L’eco non è quindi mai un doppio, né un’unità, ma una condizione di ambiguità, una somiglianza/dissomigliante, una portatrice di memoria. Invece Ketty La Rocca fotografa ossessivamente le proprie mani per fissarle come immagini della vita, per creare gesti nuovi, creativi, e poi però corrodere queste stesse mani sovrapponendo a esse tracce di scrittura che finiscono per far quasi sparire quelle mani da cui l’artista era partita. E sempre le mani, nel suo video Appendice per una supplica, assumono una misteriosa valenza sacrale, rituale, archetipica, quasi volessero riattualizzare un linguaggio dei gesti arcaico e ormai scomparso. Ma in una dimensione tra rituale e sacro si colloca pure un raro video di Jannis Kounellis, dove dall’oscurità l’artista avanza con una maschera di Apollo e una lanterna che, più che illuminare, pare ulteriormente suggerire un’atmosfera indecifrabile, carica di mistero. L’azione di Kounellis diviene così una sorta di apparizione divina che emerge da un passato irraggiungibile e potente, capace di lambire come un’ombra oscura la nostra vita, trascinandola lontano da ogni ordinaria quotidianità, per portarla in un regno dove s’intrecciano i destini degli dèi e dei mortali.

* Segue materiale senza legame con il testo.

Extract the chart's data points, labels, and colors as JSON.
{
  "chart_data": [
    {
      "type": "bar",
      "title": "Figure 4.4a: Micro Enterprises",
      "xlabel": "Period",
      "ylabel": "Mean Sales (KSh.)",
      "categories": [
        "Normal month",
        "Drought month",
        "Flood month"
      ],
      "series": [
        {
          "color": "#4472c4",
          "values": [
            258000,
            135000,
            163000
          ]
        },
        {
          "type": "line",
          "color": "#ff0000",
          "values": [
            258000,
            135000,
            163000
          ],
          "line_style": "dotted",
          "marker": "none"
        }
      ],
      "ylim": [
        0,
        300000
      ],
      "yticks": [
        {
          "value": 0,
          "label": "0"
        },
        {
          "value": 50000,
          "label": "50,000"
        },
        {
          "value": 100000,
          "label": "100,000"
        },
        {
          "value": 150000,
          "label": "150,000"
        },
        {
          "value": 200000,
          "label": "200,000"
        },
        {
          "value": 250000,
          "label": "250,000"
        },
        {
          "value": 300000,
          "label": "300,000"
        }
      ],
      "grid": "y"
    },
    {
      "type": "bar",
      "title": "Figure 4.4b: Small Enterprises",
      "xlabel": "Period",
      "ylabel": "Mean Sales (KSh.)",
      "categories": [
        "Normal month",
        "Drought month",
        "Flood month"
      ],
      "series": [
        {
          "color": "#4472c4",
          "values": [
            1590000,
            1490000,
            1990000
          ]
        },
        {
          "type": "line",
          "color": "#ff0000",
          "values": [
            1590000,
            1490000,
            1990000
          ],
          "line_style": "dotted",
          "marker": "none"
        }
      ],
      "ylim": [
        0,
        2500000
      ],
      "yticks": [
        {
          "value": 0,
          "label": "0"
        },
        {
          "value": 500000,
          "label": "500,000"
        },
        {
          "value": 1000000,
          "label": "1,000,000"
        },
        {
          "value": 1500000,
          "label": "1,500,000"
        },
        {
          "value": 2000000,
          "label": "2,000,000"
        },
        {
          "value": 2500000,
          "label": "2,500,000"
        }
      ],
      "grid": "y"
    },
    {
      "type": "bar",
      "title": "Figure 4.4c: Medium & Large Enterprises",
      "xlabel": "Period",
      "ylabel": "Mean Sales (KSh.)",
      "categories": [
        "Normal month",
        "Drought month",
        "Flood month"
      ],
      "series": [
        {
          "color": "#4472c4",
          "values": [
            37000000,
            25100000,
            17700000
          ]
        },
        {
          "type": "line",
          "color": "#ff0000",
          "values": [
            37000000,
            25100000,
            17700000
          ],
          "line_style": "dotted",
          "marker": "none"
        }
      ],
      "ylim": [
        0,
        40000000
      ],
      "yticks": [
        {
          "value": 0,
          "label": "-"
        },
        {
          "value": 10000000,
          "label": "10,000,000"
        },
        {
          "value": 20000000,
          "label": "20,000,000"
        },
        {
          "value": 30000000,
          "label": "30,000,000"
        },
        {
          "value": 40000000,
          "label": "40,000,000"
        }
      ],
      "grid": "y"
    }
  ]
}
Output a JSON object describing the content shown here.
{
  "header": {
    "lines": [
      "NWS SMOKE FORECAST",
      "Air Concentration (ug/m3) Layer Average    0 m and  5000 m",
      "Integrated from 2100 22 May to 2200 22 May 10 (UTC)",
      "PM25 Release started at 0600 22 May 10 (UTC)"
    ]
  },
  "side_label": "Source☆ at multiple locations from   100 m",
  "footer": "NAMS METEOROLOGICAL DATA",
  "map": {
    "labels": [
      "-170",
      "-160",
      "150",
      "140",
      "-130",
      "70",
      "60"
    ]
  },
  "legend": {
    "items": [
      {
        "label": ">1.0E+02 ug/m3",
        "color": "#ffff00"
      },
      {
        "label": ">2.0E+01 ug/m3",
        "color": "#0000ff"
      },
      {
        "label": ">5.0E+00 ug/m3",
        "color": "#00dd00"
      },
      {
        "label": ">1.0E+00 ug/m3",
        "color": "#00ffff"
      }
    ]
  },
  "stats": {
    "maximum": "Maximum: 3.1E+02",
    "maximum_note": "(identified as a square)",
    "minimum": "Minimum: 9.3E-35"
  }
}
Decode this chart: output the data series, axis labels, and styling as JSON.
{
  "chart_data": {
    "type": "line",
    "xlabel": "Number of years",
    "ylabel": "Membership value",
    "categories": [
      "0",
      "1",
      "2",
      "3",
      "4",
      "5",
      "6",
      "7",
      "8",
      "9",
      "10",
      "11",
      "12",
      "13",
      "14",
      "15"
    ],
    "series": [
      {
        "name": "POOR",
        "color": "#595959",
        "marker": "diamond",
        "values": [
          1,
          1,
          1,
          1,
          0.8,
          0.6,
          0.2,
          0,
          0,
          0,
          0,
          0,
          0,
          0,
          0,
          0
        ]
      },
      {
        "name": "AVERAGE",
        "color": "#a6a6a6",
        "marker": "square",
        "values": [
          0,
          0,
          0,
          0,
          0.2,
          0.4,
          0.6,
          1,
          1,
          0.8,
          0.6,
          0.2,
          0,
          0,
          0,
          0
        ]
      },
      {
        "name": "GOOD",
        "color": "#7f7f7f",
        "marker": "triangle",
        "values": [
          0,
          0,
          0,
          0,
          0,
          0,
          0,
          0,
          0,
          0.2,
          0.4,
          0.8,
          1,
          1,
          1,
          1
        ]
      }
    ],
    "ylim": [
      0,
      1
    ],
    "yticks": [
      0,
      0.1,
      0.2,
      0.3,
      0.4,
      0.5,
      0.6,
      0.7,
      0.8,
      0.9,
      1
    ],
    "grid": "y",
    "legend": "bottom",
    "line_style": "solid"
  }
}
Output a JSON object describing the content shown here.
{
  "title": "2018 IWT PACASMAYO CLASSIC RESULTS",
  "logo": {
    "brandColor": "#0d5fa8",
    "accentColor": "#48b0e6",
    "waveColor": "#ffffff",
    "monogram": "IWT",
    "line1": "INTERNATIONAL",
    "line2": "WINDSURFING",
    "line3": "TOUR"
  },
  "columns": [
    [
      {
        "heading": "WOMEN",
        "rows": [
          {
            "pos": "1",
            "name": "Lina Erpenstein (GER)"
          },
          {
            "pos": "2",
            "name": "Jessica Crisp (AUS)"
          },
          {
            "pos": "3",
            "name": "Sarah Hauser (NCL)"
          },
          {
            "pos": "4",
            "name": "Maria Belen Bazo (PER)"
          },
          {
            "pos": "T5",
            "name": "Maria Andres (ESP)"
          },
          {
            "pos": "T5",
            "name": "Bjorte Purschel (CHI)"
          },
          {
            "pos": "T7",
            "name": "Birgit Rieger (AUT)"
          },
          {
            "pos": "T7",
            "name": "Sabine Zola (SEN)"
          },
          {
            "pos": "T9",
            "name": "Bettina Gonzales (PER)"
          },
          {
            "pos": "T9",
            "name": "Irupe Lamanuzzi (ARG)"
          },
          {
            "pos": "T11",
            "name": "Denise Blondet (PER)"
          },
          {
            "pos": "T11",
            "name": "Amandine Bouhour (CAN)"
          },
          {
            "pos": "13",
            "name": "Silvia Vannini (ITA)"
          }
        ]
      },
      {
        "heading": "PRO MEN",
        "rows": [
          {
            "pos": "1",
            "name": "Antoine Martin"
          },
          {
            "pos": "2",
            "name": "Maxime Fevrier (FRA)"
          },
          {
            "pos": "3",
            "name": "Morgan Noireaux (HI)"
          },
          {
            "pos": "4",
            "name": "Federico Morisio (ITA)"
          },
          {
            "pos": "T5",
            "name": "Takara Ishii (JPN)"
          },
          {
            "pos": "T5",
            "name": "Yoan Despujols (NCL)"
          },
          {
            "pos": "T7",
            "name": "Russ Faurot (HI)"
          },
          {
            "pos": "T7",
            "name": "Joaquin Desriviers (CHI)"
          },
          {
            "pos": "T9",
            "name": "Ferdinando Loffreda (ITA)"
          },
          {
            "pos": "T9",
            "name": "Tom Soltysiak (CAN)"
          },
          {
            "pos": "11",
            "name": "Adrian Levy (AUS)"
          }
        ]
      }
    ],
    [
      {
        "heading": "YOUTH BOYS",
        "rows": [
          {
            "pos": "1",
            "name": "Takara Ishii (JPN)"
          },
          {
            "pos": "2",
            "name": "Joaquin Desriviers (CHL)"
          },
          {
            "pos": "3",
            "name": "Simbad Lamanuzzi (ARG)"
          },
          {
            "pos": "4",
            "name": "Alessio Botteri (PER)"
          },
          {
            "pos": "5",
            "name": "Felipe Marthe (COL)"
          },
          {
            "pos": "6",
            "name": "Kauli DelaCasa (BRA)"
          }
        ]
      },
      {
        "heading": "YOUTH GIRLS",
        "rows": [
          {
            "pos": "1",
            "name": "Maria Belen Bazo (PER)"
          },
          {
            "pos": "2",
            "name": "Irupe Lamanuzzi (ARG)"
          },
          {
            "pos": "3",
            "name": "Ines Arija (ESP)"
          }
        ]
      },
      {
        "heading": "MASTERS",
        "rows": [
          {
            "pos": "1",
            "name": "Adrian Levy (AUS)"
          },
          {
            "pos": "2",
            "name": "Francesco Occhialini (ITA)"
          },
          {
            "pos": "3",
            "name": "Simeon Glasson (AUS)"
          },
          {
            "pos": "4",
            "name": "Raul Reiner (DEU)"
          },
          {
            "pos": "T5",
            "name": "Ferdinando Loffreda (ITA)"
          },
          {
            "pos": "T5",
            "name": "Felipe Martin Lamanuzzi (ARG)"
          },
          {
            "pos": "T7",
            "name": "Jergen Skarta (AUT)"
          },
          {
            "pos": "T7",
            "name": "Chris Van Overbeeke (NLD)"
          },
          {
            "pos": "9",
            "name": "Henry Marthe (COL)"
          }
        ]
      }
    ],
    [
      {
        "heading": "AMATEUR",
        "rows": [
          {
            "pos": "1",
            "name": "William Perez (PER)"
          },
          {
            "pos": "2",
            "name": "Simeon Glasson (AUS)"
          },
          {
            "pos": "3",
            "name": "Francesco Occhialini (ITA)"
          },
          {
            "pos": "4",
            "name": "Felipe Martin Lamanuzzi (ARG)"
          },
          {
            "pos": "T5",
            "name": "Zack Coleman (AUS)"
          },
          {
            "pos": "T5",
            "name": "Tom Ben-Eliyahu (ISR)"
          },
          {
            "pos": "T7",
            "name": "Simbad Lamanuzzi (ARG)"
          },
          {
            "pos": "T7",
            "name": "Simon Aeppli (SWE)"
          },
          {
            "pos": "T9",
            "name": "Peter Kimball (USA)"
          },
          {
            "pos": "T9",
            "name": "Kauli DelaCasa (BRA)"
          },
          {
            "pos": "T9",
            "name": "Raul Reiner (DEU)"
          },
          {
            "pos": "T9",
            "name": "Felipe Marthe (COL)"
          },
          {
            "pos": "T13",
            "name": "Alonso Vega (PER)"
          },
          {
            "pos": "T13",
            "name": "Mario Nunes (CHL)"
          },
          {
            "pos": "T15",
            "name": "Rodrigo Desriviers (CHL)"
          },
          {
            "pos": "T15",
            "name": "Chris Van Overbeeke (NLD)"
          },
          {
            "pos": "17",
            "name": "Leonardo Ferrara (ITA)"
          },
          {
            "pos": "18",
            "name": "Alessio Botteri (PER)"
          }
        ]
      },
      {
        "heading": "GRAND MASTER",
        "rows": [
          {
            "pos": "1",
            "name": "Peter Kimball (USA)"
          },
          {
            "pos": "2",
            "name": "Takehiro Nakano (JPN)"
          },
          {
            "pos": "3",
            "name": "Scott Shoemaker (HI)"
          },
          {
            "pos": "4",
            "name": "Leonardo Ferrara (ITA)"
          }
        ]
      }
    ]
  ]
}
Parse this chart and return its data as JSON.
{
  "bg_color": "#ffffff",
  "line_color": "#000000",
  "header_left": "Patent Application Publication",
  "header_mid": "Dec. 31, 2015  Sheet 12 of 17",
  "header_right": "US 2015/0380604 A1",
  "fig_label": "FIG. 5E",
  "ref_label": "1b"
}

Per finire, facciamo, per così dire, un altro bel salto tra passato e futuro. Ma questa volta un salto vero e proprio. Confrontiamoci dunque con il Tentativo di volo di Gino De Dominicis (ripreso in video da Gerry Schum) che, da una collina, balza nel cielo a braccia spiegate come se volesse levitare nell’aria verso il lago che s’intravede in lontananza. L’uomo è pesante, come se dovesse sempre rimanere ancorato alla terra, ma il suo pensiero punta verso l’alto, al di là del possibile. De Dominicis si slancia, agita le braccia come un volatile, e fallisce; allora riprova e di nuovo fallisce miseramente. Ma così facendo dispiega, anzi fa alzare in volo un sogno profondo che ci ricollega al mito di Icaro e ai disegni delle macchine volanti di Leonardo Da Vinci con tutte le loro implicazioni magiche e religiose.

L’arte, sembrano volerci dire le opere ancora attualissime di questi autori, può anche essere un inane tentativo di liberazione da sé e da ogni vincolo mentale e reale, ma così facendo ci invita a cambiare, a rapportarci al mondo in modo diverso. Ci offre interpretazioni aperte che sollecitano nuove emozioni, inattesi pensieri. O può invitarci a immergerci nella natura, come fa Giovanni Anselmo nella giganteggiante fotografia Entrare nell’opera, dove l’artista corre libero e vitale dentro il paesaggio fino quasi a fondersi con la sua vastità, fino a spingersi oltre i confini dell’io: verso l’inesplorato della mente, la totalità, l’infinito.